In contrast, positive symptom severity did not significantly differ between cognitive subgroups. Cluster analyses have produced mixed findings, reporting either no significant differences across cognitive subgroups in the schizophrenia-spectrum [18, 25, 28, 63] or greater positive symptom severity in the most cognitively impaired cluster [12, 15, 26, 27]. Furthermore, the proportion of CHR-P participants meeting CAARMS criteria, SPI-A criteria or both did not differ between the cognitive subgroups, contrasting with previous reports of lesser cognitive deficits in individuals meeting basic symptom, as opposed to UHR, criteria [70].

Outcome prediction in the CHR-P group

Importantly, we were also able to predict functional outcome from cluster membership, with cognitively impaired CHR-P individuals significantly more likely to experience poor functional outcome at follow-up. Conversely, cluster membership was unable to predict clinical outcomes in terms of APS persistence or transition to psychosis. This contrasts with Velthorst et al. [29] whereby impaired cognition in CHR-P individuals predicted transition to psychosis. Nevertheless, our findings suggest that early interventions targeting cognition, such as cognitive remediation, should be tailored towards cognitively impaired CHR-P participants to alleviate cognitive deficits and consequently improve functional outcome [71].

Limitations

Certain limitations should be considered. First, the sample size of FEP participants was small, limiting our ability to accurately characterise cognitive heterogeneity in this group. Furthermore, negative symptoms were not assessed in the current study while cognition was only assessed at baseline. Therefore, we were unable to ascertain the full impact of clinical symptomatology on cluster assignment as well as the stability of cognitive subgroups over time. Finally, cluster membership explained only 8.0% of the variance in functional outcome. This could, in part, be explained by our measure of functioning. For example, the GAF scale confounds functioning with symptom severity, the latter being unrelated to functioning in the current study.
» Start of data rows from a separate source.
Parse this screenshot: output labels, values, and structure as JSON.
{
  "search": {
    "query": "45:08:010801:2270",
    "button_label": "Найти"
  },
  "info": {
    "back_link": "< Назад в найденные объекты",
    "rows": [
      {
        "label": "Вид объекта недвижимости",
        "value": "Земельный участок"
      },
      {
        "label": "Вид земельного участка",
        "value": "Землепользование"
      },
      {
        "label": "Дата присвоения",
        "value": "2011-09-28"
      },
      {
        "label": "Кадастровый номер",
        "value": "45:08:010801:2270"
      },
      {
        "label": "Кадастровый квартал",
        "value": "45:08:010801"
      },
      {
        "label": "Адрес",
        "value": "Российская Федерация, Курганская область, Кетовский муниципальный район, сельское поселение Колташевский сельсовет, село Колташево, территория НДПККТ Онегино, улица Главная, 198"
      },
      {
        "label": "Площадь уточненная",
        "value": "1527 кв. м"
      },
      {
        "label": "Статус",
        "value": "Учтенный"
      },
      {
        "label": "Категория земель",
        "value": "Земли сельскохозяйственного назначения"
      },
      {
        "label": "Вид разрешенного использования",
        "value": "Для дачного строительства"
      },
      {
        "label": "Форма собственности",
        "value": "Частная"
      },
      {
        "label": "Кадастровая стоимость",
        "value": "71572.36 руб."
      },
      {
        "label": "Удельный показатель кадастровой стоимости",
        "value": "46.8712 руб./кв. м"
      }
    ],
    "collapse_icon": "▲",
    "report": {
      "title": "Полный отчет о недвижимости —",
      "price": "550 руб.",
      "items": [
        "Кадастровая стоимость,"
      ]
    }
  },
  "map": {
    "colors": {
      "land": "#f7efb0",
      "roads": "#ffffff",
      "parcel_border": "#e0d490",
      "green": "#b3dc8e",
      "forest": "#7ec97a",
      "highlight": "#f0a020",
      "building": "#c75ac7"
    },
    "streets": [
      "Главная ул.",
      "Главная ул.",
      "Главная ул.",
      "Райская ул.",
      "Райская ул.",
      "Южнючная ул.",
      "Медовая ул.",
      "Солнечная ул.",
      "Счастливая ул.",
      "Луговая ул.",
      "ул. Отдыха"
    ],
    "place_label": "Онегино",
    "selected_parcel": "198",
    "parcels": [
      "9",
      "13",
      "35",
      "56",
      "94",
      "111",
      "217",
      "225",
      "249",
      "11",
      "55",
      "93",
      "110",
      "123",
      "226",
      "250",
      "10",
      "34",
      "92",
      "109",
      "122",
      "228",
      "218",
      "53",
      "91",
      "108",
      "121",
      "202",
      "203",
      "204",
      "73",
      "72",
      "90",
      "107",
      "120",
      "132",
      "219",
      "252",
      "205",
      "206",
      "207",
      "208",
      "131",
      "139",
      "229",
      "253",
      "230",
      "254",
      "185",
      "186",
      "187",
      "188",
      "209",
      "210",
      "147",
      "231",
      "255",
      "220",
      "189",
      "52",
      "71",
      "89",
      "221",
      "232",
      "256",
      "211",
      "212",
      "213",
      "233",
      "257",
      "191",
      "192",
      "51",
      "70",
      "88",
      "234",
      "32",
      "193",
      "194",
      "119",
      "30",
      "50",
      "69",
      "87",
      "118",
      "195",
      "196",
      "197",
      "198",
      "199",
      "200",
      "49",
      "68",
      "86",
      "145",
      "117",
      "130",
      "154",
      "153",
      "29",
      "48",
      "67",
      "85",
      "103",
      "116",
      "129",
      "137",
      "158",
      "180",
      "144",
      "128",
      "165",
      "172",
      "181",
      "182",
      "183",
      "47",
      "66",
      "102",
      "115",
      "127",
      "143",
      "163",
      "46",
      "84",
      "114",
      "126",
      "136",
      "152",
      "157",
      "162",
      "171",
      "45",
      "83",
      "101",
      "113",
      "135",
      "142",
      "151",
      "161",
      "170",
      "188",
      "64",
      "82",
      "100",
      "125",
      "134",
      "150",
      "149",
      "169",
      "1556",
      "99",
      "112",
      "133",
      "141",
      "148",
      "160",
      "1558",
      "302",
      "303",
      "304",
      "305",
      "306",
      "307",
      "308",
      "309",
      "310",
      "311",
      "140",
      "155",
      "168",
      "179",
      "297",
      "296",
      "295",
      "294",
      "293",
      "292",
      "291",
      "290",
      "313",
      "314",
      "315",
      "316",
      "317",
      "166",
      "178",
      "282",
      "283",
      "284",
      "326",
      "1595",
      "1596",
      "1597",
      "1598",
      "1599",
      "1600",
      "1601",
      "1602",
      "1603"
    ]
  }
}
Nevertheless, this measure was chosen over social and role functioning scales as these scores were mostly limited in range.

Conclusions

We employed cluster analysis to investigate cognitive subgroups in CHR-P participants using a community-recruitment approach, social cognitive measures and functional outcome prediction. We identified two discrete cognitive subgroups and found support for considerable cognitive heterogeneity within the CHR-P group. Cognitively impaired and cognitively spared CHR-P individuals could be distinguished on measures of functioning at baseline and follow-up, with cluster membership able to predict functional outcome. These findings emphasise the key role cognition plays in functioning and suggest that cluster assignment is driven by cognitive performance, rather than clinical symptoms. In addition, the current findings may support the role of cognitive enhancement therapies, such as cognitive remediation, in CHR-P individuals with impaired cognition. Indeed, data-driven approaches such as cluster analysis could effectively stratify heterogenous clinical populations along dimensions of interest and thus represent an important step towards personalised psychiatry. Future research should attempt to replicate these findings in larger samples, over longer follow-up periods and also investigate whether these cognitive subgroups are differentially associated with neurobiological measures, such as measures of cortical thickness and volume as well as electrophysiological parameters.